While the obvious states are being hit by retail bankruptcies (CA, TX, FL, NY), when we adjust by population it shows greatest damage in the states with the lowest (but creeping higher) unemployment.
By my math, 28 retailers have gone bankrupt since Jan 1, 2008. That’s no shocker to anyone that has not been locked in a closet for the past year. But we tore through the number of stores affected by state for the companies that filed, and came away with some interesting call-outs…
1) If I were to ask 100 retail analysts which 5 states were most impacted by bankruptcies, I’d bet that 90 would say “California, Texas, Florida, New York, and Arizona.” Four out of five of these states made the cut. Arizona was shockingly low on the list at 44 out of 50. That one caught me by surprise. Number five was Pennsylvania. If Bon-Ton files, then PA would make it to number 2 or 3.

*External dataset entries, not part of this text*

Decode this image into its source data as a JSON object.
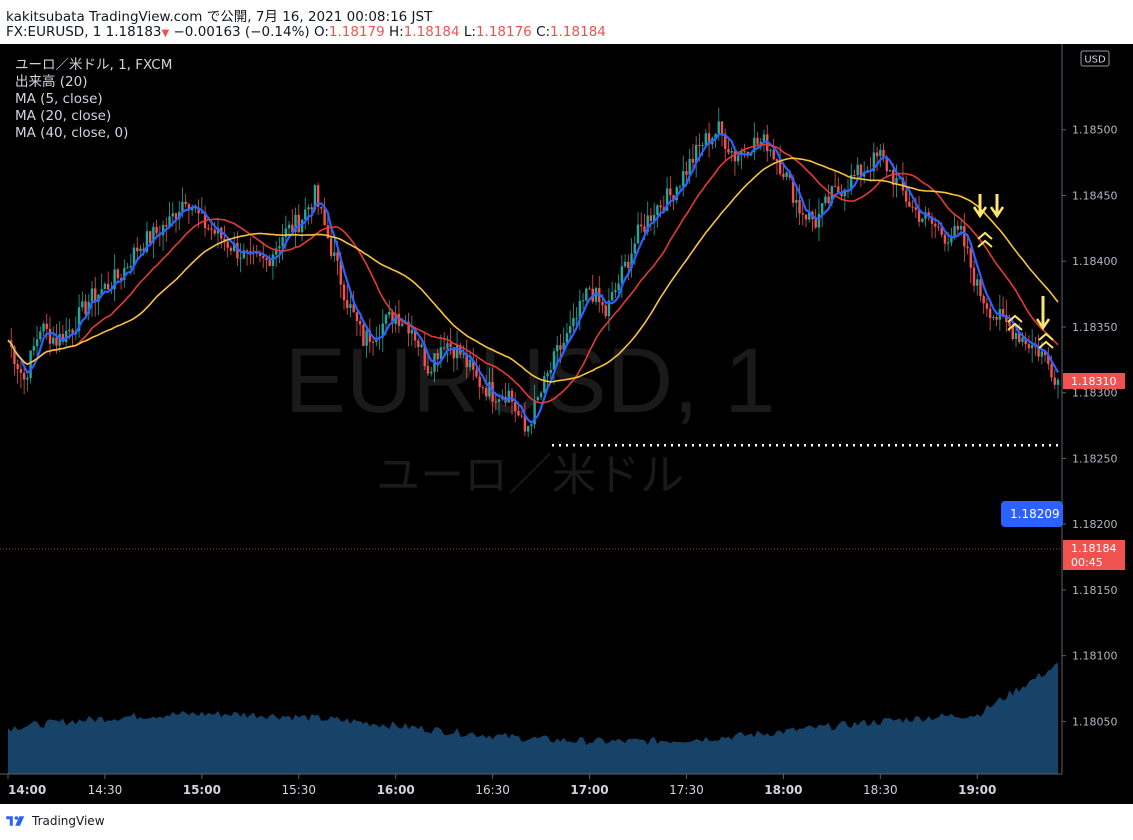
{
  "header": {
    "publisher_line": "kakitsubata TradingView.com で公開, 7月 16, 2021 00:08:16 JST",
    "symbol": "FX:EURUSD, 1",
    "last": "1.18183",
    "change_arrow": "▼",
    "change": "−0.00163 (−0.14%)",
    "o_label": "O:",
    "o_value": "1.18179",
    "h_label": "H:",
    "h_value": "1.18184",
    "l_label": "L:",
    "l_value": "1.18176",
    "c_label": "C:",
    "c_value": "1.18184"
  },
  "legend": {
    "symbol": "ユーロ／米ドル, 1, FXCM",
    "volume": "出来高 (20)",
    "ma5": "MA (5, close)",
    "ma20": "MA (20, close)",
    "ma40": "MA (40, close, 0)"
  },
  "watermark": {
    "line1": "EURUSD, 1",
    "line2": "ユーロ／米ドル"
  },
  "currency_badge": "USD",
  "price_tags": {
    "current_close": "1.18310",
    "blue_level": "1.18209",
    "last_price": "1.18184",
    "countdown": "00:45",
    "support_level": 1.1826
  },
  "footer": {
    "brand": "TradingView"
  },
  "colors": {
    "background": "#000000",
    "up": "#26a69a",
    "down": "#ef5350",
    "ma5": "#2962ff",
    "ma20": "#e53935",
    "ma40": "#f9c23c",
    "volume": "#1e5a8a",
    "signal": "#ffe66d"
  },
  "chart_data": {
    "type": "candlestick",
    "x_tick_labels": [
      "14:00",
      "14:30",
      "15:00",
      "15:30",
      "16:00",
      "16:30",
      "17:00",
      "17:30",
      "18:00",
      "18:30",
      "19:00"
    ],
    "y_tick_labels": [
      "1.18500",
      "1.18450",
      "1.18400",
      "1.18350",
      "1.18300",
      "1.18250",
      "1.18200",
      "1.18150",
      "1.18100",
      "1.18050"
    ],
    "ylim": [
      1.1801,
      1.1855
    ],
    "close_path": {
      "t": [
        0,
        5,
        10,
        15,
        20,
        25,
        30,
        35,
        40,
        45,
        50,
        55,
        60,
        65,
        70,
        75,
        80,
        85,
        90,
        95,
        100,
        105,
        110,
        115,
        120,
        125,
        130,
        135,
        140,
        145,
        150,
        155,
        160,
        165,
        170,
        175,
        180,
        185,
        190,
        195,
        200,
        205,
        210,
        215,
        220,
        225,
        230,
        235,
        240,
        245,
        250,
        255,
        260,
        265,
        270,
        275,
        280,
        285,
        290,
        295,
        300,
        305,
        310,
        315,
        320,
        325
      ],
      "close": [
        1.1834,
        1.1831,
        1.1835,
        1.1834,
        1.1835,
        1.1837,
        1.1838,
        1.1839,
        1.1841,
        1.1842,
        1.1843,
        1.1845,
        1.1843,
        1.1842,
        1.1841,
        1.184,
        1.184,
        1.1842,
        1.1843,
        1.1845,
        1.1841,
        1.1837,
        1.1834,
        1.1835,
        1.1836,
        1.1835,
        1.1832,
        1.1834,
        1.1833,
        1.1831,
        1.183,
        1.183,
        1.1827,
        1.183,
        1.1833,
        1.1835,
        1.1838,
        1.1836,
        1.1839,
        1.1842,
        1.1844,
        1.1845,
        1.1847,
        1.1849,
        1.185,
        1.1848,
        1.1849,
        1.1849,
        1.1847,
        1.1844,
        1.1843,
        1.1845,
        1.1846,
        1.1847,
        1.1848,
        1.1846,
        1.1844,
        1.1843,
        1.1842,
        1.1842,
        1.1838,
        1.1836,
        1.1835,
        1.1834,
        1.1833,
        1.1831
      ]
    },
    "series": [
      {
        "name": "MA (5, close)",
        "kind": "ma",
        "period": 5
      },
      {
        "name": "MA (20, close)",
        "kind": "ma",
        "period": 20
      },
      {
        "name": "MA (40, close, 0)",
        "kind": "ma",
        "period": 40
      },
      {
        "name": "出来高 (20)",
        "kind": "volume"
      }
    ],
    "grid": false
  }
}
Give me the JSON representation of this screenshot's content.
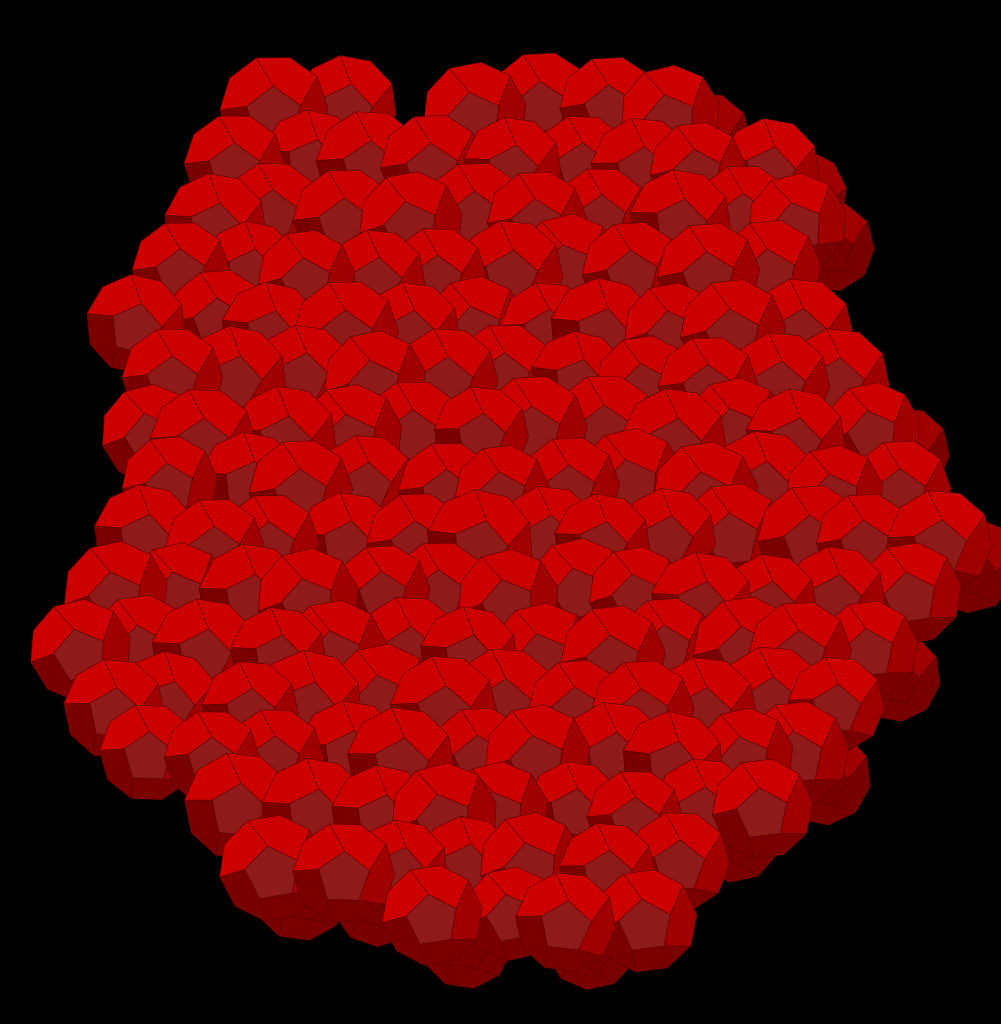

2) There are a thousand ways to shred apart this list. One of the biggest is that the most populous states will naturally have the most stores, and therefore the most closures. So I weighted the store count by state population, and the only one that made the list of top five with disproportionate impact relative to its population was California (no surprise). What is interesting is that the other states in the top ten include states such as North Dakota, Vermont, New Mexico, and Nebraska. These are also the states with the lowest – but steadily increasing -- unemployment rates (sub 4%). Could things get worse before they get better?